De pronto, un golpe. Un estruendo. Un ruido de esos que hacen que todos se miren porque algo no anda bien.

Te busqué entre la gente, pero no estabas. ¿Adónde te había llevado esa casa rota? Grité tu nombre, pero todos miraban para otro lado. Estaban quietos, detenidos, como en un cuadro de Hopper. Todos miraban para abajo, asomados a la pared de la terraza, que era mucho más baja de lo que me había parecido inicialmente.

Me asomé y solo había oscuridad. Al fondo, había, sí, una figura más oscura y quieta. Podría haber sido cualquier cosa, una sombra nada más, un juego de la imaginación. Pero vos no estabas y además ese golpe.

—Se cayó —dijo alguien con una espantosa serenidad.

Miraba para abajo con la misma desesperación que al cartel de letras y números que tiene el oftalmólogo. Tal vez si guiñaba los ojos, tal vez si los abría más… No había manera. La única forma era bajar y no se podía. El hueco donde decían que habías caído era eso: un hueco. No se accedía a él de ninguna forma. No había ventanas, ni puertas, ni escaleras para llegar allí.
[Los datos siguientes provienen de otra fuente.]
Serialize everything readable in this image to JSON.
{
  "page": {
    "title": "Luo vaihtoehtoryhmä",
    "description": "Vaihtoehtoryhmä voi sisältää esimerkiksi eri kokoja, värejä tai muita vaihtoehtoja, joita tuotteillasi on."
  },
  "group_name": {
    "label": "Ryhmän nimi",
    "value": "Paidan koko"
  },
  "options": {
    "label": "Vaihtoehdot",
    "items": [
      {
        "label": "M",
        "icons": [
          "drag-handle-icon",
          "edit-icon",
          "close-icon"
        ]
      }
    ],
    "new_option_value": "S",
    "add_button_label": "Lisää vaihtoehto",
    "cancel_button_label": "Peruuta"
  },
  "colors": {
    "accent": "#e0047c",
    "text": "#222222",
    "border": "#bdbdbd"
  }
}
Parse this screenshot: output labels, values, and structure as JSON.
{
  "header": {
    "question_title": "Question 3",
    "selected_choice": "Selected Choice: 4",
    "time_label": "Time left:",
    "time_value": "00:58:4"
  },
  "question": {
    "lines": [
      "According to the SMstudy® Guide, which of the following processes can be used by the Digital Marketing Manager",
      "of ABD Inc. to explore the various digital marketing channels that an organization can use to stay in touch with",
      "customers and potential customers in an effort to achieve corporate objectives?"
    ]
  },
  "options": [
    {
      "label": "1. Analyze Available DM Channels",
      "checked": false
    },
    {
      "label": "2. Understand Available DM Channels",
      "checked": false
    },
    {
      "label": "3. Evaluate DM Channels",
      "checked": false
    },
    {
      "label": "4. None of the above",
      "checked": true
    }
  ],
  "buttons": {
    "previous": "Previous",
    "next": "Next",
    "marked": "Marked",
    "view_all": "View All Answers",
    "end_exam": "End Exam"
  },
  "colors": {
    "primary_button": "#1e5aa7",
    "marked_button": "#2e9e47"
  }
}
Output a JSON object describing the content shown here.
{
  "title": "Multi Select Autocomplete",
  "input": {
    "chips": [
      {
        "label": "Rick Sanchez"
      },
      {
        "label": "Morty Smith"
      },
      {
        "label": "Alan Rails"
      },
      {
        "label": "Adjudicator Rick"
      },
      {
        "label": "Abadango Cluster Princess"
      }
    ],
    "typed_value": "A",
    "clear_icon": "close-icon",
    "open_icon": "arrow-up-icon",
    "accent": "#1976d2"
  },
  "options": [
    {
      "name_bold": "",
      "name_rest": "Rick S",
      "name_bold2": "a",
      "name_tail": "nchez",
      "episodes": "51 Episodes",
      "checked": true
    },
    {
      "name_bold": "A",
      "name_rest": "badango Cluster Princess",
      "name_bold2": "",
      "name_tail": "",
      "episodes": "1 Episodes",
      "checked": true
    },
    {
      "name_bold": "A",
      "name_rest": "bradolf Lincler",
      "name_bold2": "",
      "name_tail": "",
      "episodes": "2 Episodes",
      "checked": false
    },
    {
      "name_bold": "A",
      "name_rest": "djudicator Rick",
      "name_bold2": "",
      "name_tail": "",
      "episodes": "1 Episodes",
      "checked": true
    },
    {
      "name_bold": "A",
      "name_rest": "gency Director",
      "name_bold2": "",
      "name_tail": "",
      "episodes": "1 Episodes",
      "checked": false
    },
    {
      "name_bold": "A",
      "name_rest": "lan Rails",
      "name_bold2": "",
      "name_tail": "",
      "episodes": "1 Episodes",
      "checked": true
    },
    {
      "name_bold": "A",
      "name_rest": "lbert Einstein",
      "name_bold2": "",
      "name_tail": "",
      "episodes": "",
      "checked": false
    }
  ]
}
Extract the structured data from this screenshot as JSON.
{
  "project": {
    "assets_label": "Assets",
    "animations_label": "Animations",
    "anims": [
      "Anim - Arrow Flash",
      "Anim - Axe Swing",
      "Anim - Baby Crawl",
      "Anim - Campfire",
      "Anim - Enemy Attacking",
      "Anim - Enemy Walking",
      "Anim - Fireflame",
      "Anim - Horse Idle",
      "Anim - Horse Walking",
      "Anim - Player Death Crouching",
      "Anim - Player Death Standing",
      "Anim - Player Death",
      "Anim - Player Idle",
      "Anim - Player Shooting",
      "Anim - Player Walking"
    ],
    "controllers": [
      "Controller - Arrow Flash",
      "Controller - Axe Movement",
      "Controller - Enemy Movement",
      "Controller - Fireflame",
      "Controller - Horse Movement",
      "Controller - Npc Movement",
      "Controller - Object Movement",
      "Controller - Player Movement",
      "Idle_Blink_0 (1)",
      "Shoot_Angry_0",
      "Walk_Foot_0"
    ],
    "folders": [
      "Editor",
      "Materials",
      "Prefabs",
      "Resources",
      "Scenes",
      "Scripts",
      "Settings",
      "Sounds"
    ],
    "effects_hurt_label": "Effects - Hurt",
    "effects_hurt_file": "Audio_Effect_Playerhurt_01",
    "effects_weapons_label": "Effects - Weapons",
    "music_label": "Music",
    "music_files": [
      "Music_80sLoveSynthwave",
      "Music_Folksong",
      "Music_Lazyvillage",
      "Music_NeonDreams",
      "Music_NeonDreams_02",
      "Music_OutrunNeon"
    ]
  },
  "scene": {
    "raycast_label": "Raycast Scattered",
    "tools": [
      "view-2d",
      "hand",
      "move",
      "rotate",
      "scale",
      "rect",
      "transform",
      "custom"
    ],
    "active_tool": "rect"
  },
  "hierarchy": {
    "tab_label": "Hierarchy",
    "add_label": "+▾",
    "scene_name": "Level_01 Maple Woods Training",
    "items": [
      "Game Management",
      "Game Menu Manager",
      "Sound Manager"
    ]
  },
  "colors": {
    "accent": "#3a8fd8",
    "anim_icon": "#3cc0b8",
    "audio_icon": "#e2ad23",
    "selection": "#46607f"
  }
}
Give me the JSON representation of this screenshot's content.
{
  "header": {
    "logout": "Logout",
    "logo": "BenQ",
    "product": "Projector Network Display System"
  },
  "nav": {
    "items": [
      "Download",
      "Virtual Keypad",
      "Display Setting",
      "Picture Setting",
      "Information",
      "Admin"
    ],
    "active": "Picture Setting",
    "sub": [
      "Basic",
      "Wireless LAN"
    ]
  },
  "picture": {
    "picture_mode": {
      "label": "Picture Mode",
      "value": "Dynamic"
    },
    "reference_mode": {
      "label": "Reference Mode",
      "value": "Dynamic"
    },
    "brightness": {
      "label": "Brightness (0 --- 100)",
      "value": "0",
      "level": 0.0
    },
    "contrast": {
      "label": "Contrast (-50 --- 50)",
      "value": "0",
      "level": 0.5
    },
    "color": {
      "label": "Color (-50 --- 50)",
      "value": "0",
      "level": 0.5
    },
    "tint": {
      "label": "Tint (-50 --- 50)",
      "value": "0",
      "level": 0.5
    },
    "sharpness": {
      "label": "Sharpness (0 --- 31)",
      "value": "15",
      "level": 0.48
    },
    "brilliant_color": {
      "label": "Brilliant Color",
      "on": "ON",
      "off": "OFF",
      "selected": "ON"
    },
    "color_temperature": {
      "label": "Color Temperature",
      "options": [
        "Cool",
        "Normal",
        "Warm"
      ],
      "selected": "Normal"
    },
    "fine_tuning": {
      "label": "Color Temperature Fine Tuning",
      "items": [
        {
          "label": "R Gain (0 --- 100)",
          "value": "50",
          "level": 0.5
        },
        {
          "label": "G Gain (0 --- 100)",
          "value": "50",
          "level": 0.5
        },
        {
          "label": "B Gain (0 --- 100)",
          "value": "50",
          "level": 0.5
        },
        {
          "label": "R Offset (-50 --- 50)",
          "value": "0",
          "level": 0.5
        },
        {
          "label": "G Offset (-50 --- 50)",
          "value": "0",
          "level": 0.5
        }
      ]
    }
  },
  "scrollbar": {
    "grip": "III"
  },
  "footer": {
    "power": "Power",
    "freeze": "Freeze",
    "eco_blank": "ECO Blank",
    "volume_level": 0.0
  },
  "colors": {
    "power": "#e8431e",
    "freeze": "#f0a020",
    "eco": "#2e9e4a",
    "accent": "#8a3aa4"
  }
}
El dolor oscurecía todo y me daba vértigo cada vez que te buscaba en ese abismo. Nadie reaccionaba y el silencio se clavaba en los oídos. No había música ni palabras y la noche estaba cerca.

Había una manera de saber qué te había pasado. Por impulso, salté al hueco con la agilidad de una actriz de películas de acción. Sentí la resistencia del aire y, después, un intenso vacío en el estómago.

Ahora la oscuridad se ha aclarado como esos bosques apretados que se abren de golpe a un campo abierto. De lejos, reconozco la terraza, las diminutas cabezas de las personas asomadas a la terraza, las tiras de farolitos de colores, el abismo del que no te puedo rescatar.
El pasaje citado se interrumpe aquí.